Security and fraud leaders across the retail industry gathered in Long Beach, California this week for the National Retail Federation’s annual NRF Protect event, which brought retail cybersecurity issues front of mind for practitioners from Target to McDonalds.
Meanwhile, this Forbes article by Mattias Walter Eser, Forbes Councils Member, encourages e-Commerce for retail, arguing “As consumer behaviors continue to shift toward digital channels, traditional retail businesses risk being left behind. By investing in an e-commerce business, these businesses can future-proof their operations and stay competitive in a rapidly evolving market."
While shifting to e-Commerce could future-proof the business, online retailers are still at risk of cyberattacks. According to a blog from Arctic Wolf, “when a breach involves a major retailer, it often becomes front-page news, since far more people are aware of the company and may, in fact, be devoted customers.”
Certainly there have been plenty of examples to support that claim. “Home Depot is reportedly facing no fewer than "44 civil lawsuits related to a widespread data breach earlier this year that affected 56 million debit and credit cards.”
Though not a breach or security incident, Honda issued a fix for, “a vulnerability that could have allowed anyone to take over accounts on a platform used by Honda Power Equipment and Honda Marine dealers in the United States.” Certainly, online retailers do more to prevent both fraud and cybersecurity incidents.
To learn more about best practices for e-Commerce security, visit RSAC’s Library and explore the resources available through the Retail & Hospitality ISAC.
Now let's look at what else made industry headlines this week.
Jun. 9: After rolling out its plan to prevent customers from sharing passwords, Netflix saw a rise in subscriptions.
Jun. 9: “Google, owner of the generative AI chatbot Bard and parent company of AI research lab DeepMind, introduced its Secure AI Framework (SAIF) on June 8, 2023,” Infosecurity Magazine reported.

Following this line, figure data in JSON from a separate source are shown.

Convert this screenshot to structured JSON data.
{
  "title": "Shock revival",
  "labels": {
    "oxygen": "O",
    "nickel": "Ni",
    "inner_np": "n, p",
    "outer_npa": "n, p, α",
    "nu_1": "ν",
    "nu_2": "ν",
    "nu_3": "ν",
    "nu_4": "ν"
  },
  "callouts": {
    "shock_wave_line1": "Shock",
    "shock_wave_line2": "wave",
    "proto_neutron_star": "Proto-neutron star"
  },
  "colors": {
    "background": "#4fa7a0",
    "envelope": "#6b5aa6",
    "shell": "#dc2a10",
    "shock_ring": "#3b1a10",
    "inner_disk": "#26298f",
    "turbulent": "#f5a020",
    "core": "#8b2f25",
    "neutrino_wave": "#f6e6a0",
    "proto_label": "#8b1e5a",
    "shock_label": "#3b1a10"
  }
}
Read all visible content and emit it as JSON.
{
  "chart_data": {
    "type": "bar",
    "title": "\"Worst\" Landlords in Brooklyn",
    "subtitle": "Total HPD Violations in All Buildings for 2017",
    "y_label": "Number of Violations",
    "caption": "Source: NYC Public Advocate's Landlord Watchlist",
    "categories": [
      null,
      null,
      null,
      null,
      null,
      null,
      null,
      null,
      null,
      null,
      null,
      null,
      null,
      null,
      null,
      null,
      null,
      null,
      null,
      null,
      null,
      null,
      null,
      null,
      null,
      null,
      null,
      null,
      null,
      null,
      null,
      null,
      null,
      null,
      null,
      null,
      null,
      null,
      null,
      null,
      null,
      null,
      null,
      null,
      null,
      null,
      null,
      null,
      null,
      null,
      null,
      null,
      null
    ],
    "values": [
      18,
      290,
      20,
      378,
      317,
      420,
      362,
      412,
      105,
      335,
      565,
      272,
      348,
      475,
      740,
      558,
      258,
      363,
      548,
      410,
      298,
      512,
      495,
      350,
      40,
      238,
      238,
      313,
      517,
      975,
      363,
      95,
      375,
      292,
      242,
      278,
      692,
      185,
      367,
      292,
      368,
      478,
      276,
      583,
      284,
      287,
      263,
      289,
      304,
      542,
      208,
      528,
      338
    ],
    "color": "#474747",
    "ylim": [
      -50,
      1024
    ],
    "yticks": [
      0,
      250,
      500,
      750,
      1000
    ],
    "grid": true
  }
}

Jun. 8: Using a social engineering campaign, North Korean nation-state threat actors targeted individual NK News subscribers to steal user credentials.
Jun. 7: “Email and network security company Barracuda warns customers they must replace Email Security Gateway (ESG) appliances hacked in attacks targeting a now-patched zero-day vulnerability,” according to news from Bleeping Computer.
Jun. 6: As tension mounts between the US and China, cyber is “becoming an integral part of modern warfare.”
Jun. 5: Attackers are reportedly targeting victims in a sextortion scheme using deepfakes that alter benign photos, the FBI warned.
Jun. 5: Security Week reported, “Taiwanese computer components maker Gigabyte has announced BIOS updates meant to remove a backdoor feature that was recently found in hundreds of its motherboards."